There are 11 or 12 sites with full hookups. See the random rows of vehicles parked behind us? Yeah, that was a little weird.
This building houses the office, restaurant, restrooms, laundry and the owner’s apartment.

Why would we have chosen to stay at a place like this, you might ask? We needed a place along our route (there wasn’t much to pick from) and this place actually had a few decent reviews on Campendium. RV park reviews are so incredibly subjective and it can be difficult at times to glean the important facts.

Regardless of where you stay, this part of the country is incredibly beautiful, which is why we wanted to visit. Monument Valley and Valley of the Gods made for some fantastic views during our drive.

The infamous Forrest Gump Point — watch for people in the middle of the road!
“Forrest Gump ended his cross-country run at this spot (1980)”
A very over exposed pic of Mexican Hat Rock. We drove past it as the sun was rising when we ducked out of Mexican Hat early. There was an Airstream boondocking right next to it — they had the right idea!

Neshonoc Lakeside Camp Resort – West Salem, WI

As we drove across Wisconsin from spending some time in our hometown on the east side of the state, we needed a place to stop for a night on the west side of the state. We originally were going to attempt Veteran’s Memorial Campground in West Salem, which is a first come, first served spot that offers electricity, but after boondocking for the long Memorial Day weekend, we decided we’d rather have full hookups. We needed to empty our tanks and refill with water as the next place we were staying was electric hookup only.

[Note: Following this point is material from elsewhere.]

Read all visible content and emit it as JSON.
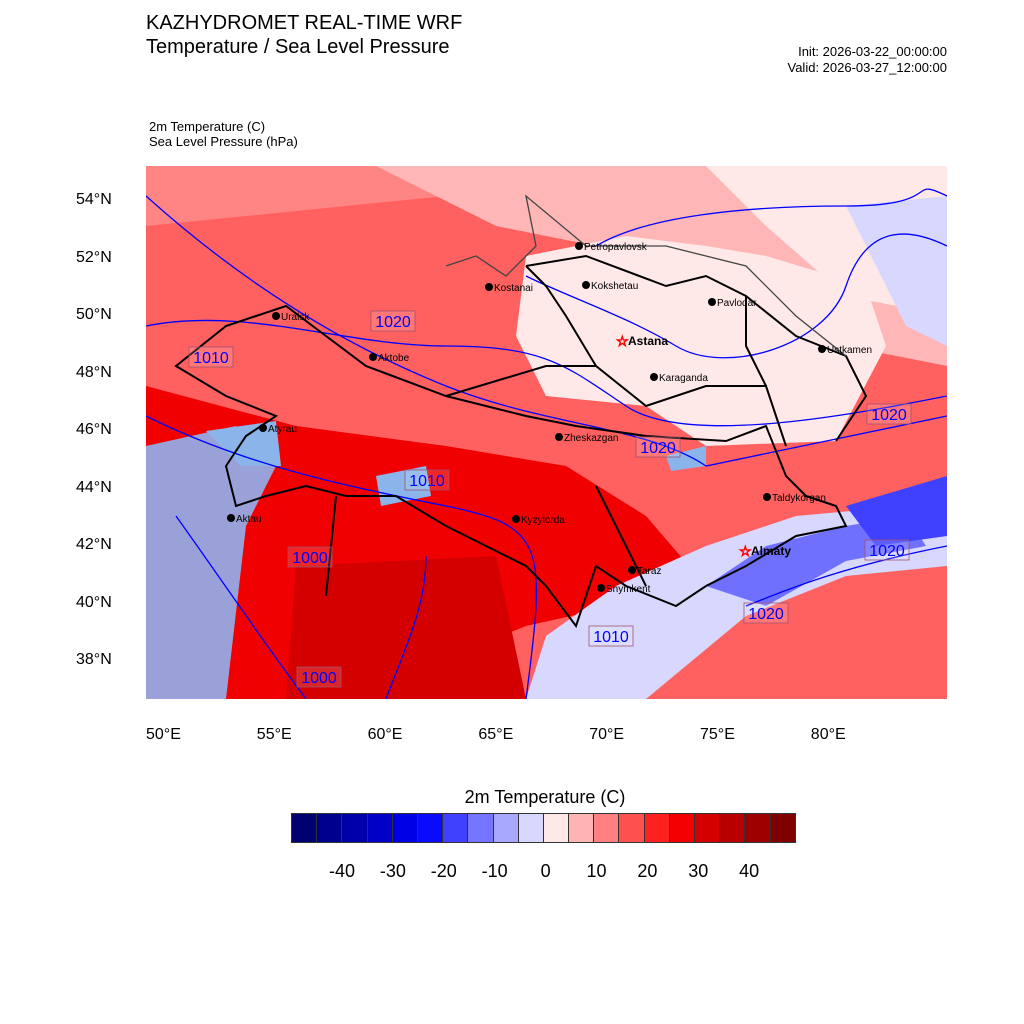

I found Neshonoc on the Campendium App, and we decided to our take chances pulling into the campground on Memorial Day at 9am. In the office, I asked if they had a full hookup site available for the night and she said, “Sure, no problem!” I then asked if they had a full hookup site available right now for the night and she said, “That may be a problem.” She told me that people had definitely pulled out already that morning, she just didn’t know from what sites as they don’t have to check out when they leave. She gave me a map, told me where to look, and said to park at whatever site was open and to just let them know when we found one. Thankfully, we found a spot after driving around for a bit! We were also thankful that we were able to get parked and settled in before the rush of departing campers — the streets are narrow and don’t allow for two vehicles to pass each other which can make it difficult while you’re trying to park/leave. By noon, we had the place almost to ourselves! It was a tad less mosquitoey here and we were able to take advantage of the refreshing pool. We also appreciated the 20% they offer for veterans!

Address: N5334 Neshonoc Road, West Salem, WI 54669

Phone: (608) 786-1792

Amenities:

  • Full Hookups
  • Pull Throughs
  • Cabins
  • Tent Sites
  • Two Swimming Pools
  • Access to Lake Neshonoc
  • Basketball, Volleyball, Horseshoes
  • Laundry
  • Restrooms with Showers
  • Dump Station
  • Propane Fill
  • Boat Launch
  • Playground
Site 194 was a pull through with full hookups and a nice lake view!